- Scientists say the risk of human-to-human transmission is low
- The Queen's swan marker says it's the first time the virus has hit the Thames region
"We are currently at the river recovering bodies of the dead swans," said David Barber, the official responsible for the Queen's swans. "This is the first time in my 24 years as Swan Marker that bird flu has hit the Thames -- naturally, we are all very upset about the situation."
An alert was initially sent to the Department for Environment, Food and Rural Affairs (DEFRA) by Swan Support, a rehabilitation center, after they noticed several of the animals near the Queen's residence at Windsor Castle, west of London, appeared to be ill.
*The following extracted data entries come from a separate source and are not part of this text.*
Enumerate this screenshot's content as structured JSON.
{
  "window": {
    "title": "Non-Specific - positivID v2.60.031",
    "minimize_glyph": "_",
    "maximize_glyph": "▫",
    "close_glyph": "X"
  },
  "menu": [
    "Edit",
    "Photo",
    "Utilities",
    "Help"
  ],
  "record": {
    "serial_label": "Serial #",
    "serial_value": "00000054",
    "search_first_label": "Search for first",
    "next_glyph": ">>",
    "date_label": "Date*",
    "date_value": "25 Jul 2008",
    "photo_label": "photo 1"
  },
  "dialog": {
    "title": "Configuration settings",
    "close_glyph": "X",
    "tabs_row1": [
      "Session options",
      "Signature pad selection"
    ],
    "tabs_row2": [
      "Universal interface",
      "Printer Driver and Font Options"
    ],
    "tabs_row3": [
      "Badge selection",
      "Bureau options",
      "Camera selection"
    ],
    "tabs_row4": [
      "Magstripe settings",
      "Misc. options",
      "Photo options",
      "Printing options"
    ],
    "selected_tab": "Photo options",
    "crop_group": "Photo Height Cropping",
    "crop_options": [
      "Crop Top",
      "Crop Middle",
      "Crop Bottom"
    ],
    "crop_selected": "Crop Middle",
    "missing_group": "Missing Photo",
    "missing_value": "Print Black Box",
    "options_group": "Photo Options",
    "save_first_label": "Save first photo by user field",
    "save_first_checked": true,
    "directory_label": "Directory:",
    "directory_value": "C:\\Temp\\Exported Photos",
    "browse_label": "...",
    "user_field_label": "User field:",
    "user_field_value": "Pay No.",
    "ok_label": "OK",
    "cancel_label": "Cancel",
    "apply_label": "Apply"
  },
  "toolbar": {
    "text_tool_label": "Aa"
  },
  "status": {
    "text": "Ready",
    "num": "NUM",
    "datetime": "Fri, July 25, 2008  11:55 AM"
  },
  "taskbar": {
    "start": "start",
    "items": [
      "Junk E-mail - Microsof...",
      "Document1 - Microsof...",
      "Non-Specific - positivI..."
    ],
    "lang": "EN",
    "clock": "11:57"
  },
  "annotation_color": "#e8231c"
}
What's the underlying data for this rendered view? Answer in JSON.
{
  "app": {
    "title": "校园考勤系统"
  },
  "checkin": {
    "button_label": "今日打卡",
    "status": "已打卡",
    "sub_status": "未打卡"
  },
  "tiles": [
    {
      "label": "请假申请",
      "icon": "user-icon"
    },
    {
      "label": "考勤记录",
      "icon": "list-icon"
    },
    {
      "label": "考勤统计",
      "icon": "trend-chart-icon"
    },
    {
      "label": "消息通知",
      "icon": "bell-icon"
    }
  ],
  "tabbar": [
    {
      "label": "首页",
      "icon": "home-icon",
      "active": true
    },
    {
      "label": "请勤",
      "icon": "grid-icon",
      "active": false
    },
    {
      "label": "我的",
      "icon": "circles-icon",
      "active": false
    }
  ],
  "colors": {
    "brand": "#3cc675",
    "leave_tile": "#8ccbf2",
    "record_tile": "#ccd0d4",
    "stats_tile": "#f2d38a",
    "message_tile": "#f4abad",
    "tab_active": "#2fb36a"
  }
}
"We found a few dead swans, but we find dead swans all year round," Wendy Hurmon, director of operations at Swan Support, told CNN. "But then we noticed that some of the other swans did not look very well and we thought 'something is not right here.'"
After seven swans died in the Queen's flock, which is actually called a bevy, their remains were analyzed and five were confirmed to have the disease, DEFRA said.
On January 18, DEFRA introduced an Avian Flu Prevention Zone
that makes it a legal requirement for anyone who keeps a bird to follow strict protocol and advice to prevent the spread of the disease.
"We are continuing to see cases of bird flu in wild birds across the country which is why, if you keep birds, it is absolutely essential that you do all you can to protect them and help prevent the spread of the disease," UK Chief Veterinary Officer Nigel Gibbens said in a statement
Although bird flu is an illness that usually only affects birds, an outbreak in China in October 2017 left 460 people sickened with the disease.
However, scientists said the risk of human-to-human transmission is low.
Barber confirmed to CNN that the outbreak is unlikely to affect the royal wedding of Prince Harry and Meghan Markle in Windsor in May.